Candidate gene lists for diseases
As discussed in the Introduction, the candidate gene approach is still widely used in association studies. Since knowledge of complex diseases is limited, a comprehensive list of candidate genes and a method of ranking those genes by their disease-relevance is important in designing a good association study. The 'Disease Candidate Genes' module is used to list and rank candidate genes by building a concept profile for the disease and comparing it with the profiles for each human gene. The resulting ranked list of candidate genes can be edited by the user, before further analysis. The Java graphical interface provides access to the resulting gene network, helping a user navigate through the relationships and associated data.

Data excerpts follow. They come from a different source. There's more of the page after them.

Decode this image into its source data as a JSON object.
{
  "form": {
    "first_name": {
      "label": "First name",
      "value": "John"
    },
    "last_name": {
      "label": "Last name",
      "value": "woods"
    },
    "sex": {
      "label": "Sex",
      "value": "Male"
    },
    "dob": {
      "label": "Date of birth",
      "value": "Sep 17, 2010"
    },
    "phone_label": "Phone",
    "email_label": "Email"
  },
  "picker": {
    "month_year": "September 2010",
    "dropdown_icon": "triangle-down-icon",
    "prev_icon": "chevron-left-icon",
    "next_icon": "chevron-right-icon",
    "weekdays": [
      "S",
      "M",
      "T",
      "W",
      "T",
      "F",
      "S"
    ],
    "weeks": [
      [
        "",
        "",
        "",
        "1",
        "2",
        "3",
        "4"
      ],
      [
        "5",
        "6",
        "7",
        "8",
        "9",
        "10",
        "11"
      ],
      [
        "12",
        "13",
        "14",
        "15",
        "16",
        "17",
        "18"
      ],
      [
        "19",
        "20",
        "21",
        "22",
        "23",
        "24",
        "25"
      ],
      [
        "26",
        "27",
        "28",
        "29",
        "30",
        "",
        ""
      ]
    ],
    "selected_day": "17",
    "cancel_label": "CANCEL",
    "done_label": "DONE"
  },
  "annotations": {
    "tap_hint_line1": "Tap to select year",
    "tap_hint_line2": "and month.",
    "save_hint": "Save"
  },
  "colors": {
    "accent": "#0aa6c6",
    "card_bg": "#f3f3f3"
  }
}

We have pre-complied candidate genes lists for a set 76 diseases, taken from the NCBI on-line book, 'Genes and Disease' . A list for any additional disease may be generated by entering the disease name in the web interface.
Table 2 lists the 16 diseases associated with the most genes, using an association threshold of 0.05. (Disease-gene profile overlaps have scores ranging from 0 to 24.5 with a mean of 0.04). Figure 5 shows the distribution of the number of genes using this threshold. Cancers tend to have the largest number of candidate genes, with the highest value of 197 genes for lung cancer. Next ranking are well studied common diseases such as asthma, hypertension, inflammation, obesity, Alzheimer's disease, epilepsy, atherosclerosis and deafness. The number of genes associated with a particular disease primarily reflects the complexity of phenotype, but may also partly reflect the current state of knowledge. Not surprisingly, nominally monogenic diseases tend to have the least number of candidate genes. However, these are often not monogenic in this analysis. For example, Phenylketonuria (PKU) has 14 associated genes. As expected, in this case the primary disease gene (PAH – phenylalanine hydroxylase) has a very high linkage to the disease, with a score of 23, while all other genes have scores less than 0.5. The web resource provides a ranked list of candidate genes for each disease.
In all, 2,582 genes are associated with one or more of the 76 pre-complied diseases, using a threshold score of 0.05. TP53 is associated with the most diseases (23). The number of diseases a gene is associated with increases with the number articles associated with that gene.
KnowledgeNet analysis of candidate genes and SNPs
Once a candidate gene list is available, it is useful to be able to efficiently access the underlying literature, and to generate a list of deleterious SNPs in the genes of most interest. As an example of this process, we consider one of the pre-built disease candidate lists, for hypertension. Clicking on the disease returns a list of the candidate genes, ranked by confidence of disease relevance, based on profile overlap with the disease. Table 3 shows the top part of the list. Highest ranked are well known hypertension-related genes, for example, angiotensinogen (AGT) and angiotensin I converting enzyme (ACE). Each gene in the list is linked directly to local copies of the relevant abstracts, with color highlighting of appropriate words, so that a user may very rapidly assess the evidence for candidate status. There are also links to OMIM  and the NIA genetic association database information, providing sources of expert information on disease relevance.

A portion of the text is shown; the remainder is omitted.